If you can't detect that have a front page asking where the user is from. If the users miss that keep displaying a header menu option asking the same.

No need to run two sites. Just master the .com

inbound

11:56 am on Feb 21, 2006 (gmt 0)

WebmasterWorld Senior Member 10+ Year Member



Here is what I would do:

* Do a 301 from the .co.uk to the .com

* Gain good UK links (this indicates to Google that the site is relevant to the UK too - although you may still lose out on the small proportion of searches that are for 'sites from the uk')

* Create a visible (but small) US and UK flag or drop down box that switches prices to/from USD/GBP (but using the same URL's for either price - you may need to set up apache to parse html as php if your pages were static then add the neccesary code - or use htaccess to internally rewrite htm pages to the new php counterpart)

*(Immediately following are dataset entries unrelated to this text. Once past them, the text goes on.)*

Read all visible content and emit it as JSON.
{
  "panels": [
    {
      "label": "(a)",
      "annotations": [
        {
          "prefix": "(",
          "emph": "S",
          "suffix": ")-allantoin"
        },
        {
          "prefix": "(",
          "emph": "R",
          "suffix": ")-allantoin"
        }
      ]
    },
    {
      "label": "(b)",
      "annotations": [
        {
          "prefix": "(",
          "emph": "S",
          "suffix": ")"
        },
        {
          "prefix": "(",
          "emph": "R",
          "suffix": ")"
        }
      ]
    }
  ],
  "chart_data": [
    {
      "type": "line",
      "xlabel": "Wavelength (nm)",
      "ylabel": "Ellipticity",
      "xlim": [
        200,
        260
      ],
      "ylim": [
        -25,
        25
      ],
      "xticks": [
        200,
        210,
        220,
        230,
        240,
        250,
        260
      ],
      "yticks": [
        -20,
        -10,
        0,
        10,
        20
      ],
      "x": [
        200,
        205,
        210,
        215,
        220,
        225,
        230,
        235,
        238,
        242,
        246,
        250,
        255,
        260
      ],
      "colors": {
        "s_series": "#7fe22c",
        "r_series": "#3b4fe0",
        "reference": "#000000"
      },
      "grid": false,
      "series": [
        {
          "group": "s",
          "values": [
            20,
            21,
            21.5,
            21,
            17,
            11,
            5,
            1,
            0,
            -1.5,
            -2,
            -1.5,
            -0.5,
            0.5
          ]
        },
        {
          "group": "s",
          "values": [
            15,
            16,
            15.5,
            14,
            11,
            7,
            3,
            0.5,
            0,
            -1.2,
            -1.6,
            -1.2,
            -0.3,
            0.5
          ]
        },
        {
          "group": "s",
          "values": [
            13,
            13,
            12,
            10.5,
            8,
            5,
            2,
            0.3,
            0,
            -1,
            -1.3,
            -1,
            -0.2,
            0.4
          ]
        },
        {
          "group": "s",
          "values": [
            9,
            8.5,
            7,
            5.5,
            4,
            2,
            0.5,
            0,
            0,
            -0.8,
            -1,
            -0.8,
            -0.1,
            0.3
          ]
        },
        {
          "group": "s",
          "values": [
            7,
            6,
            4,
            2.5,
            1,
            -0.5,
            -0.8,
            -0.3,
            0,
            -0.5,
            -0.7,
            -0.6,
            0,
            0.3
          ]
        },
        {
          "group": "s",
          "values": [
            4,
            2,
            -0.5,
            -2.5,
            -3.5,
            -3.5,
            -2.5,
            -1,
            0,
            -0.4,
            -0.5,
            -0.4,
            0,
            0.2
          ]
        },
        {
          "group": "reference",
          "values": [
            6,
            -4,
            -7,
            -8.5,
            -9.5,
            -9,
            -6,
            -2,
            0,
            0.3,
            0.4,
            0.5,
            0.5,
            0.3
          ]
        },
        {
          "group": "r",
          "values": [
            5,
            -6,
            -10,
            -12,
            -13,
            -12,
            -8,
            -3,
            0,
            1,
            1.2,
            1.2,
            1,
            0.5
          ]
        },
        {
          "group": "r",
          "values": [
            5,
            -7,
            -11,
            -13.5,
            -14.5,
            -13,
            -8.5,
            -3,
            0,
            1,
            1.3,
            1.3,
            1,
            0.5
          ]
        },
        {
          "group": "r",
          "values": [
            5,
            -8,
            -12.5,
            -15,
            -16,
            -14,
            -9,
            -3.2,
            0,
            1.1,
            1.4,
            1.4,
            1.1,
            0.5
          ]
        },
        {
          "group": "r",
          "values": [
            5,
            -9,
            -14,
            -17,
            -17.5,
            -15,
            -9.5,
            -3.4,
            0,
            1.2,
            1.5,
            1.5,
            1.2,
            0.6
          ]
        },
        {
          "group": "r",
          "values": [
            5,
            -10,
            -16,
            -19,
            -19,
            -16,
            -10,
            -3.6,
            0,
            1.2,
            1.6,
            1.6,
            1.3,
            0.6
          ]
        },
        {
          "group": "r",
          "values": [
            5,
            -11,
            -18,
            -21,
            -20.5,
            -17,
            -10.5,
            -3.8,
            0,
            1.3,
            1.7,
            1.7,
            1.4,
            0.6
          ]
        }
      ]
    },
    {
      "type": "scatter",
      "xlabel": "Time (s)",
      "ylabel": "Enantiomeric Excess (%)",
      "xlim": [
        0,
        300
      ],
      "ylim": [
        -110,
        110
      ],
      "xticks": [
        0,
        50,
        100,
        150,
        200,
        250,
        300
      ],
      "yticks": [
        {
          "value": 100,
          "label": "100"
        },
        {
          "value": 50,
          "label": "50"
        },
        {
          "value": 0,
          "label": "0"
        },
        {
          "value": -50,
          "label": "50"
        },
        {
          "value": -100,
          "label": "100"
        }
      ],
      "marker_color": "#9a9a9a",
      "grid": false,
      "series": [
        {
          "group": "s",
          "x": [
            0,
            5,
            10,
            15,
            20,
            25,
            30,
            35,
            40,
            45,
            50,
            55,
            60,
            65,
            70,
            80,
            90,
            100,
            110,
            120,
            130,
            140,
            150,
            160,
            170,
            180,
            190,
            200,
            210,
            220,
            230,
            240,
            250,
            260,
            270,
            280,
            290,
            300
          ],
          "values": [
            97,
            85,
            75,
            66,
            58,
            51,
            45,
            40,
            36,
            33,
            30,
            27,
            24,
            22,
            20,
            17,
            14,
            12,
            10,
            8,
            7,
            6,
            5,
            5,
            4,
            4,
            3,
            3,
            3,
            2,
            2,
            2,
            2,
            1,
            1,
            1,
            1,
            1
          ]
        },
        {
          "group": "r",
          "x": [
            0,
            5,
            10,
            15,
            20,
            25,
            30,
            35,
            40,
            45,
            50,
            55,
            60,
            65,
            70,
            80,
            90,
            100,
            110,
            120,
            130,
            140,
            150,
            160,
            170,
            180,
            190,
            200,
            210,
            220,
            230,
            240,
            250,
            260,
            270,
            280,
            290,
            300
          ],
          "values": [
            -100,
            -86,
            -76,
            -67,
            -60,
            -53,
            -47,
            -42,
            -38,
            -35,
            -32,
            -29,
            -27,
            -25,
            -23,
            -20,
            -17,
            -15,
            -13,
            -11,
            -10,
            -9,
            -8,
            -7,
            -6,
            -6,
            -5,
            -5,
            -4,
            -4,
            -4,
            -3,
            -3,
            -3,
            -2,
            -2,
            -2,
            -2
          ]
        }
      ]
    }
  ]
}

* Ask more questions as you go

Moncao

9:03 am on Feb 22, 2006 (gmt 0)

10+ Year Member



Show $ on the com and Euros on the co.uk. "Argue" any ban.

digitalwolf

10:10 am on Feb 22, 2006 (gmt 0)

10+ Year Member



Indeed...I will display a different currency on the websites.But I think that this will affect only 1-2% of the content. And I still need to use the pound sign since in UK this is the official currency (they are not part of the European Monetary Union)
I still need to think a strategy in order to publish this as I intended.I tried to alter the text...but unfortunately...from my point of wiew is not reflecting how it should the products.

Thanks for the feedback!

webspy

2:28 pm on Feb 22, 2006 (gmt 0)

10+ Year Member



I would try to make the sites as much different as you can - without hurting the corporate identity of course. For example you can display different favourite products on each site or have different offers or so...

Eazygoin

2:36 pm on Feb 22, 2006 (gmt 0)

10+ Year Member



To clarify on the basis of what has been written on here to date:
It seems that so as to avoid a dupe penality, the content should be different for both UK and USA.....but what about the layout of the site, and the tags....in other words, can this guy use the same format [as if it were the same template], but just change the content?

stunningorange

3:21 pm on Feb 22, 2006 (gmt 0)

10+ Year Member



How about this:
*Create a UK based country page, optimised for UK based terms
*302 redirect the .co.uk to the UK page (rather than a 301 to the .com index page)
*Gain UK based links directed to the .co.uk domain

Google should keep the .co.uk domain in the index if you use a 302 - and rank it in UK searches. The UK based links will help it gain this relevancy

g1smd

9:23 pm on Feb 22, 2006 (gmt 0)

WebmasterWorld Senior Member 10+ Year Member Top Contributors Of The Month



If you use a 302 redirect to redirect to some other place, you can use the <base> tag on the target page and keep the starting URL of the redirection chain in the index instead of the target page. Take a lot of care with that, otherwise both URLs get toasted.

.

>> And I still need to use the pound sign since in UK this is the official currency. <<

* Ahem * See ISO 4217 [google.com], for just what you require these days.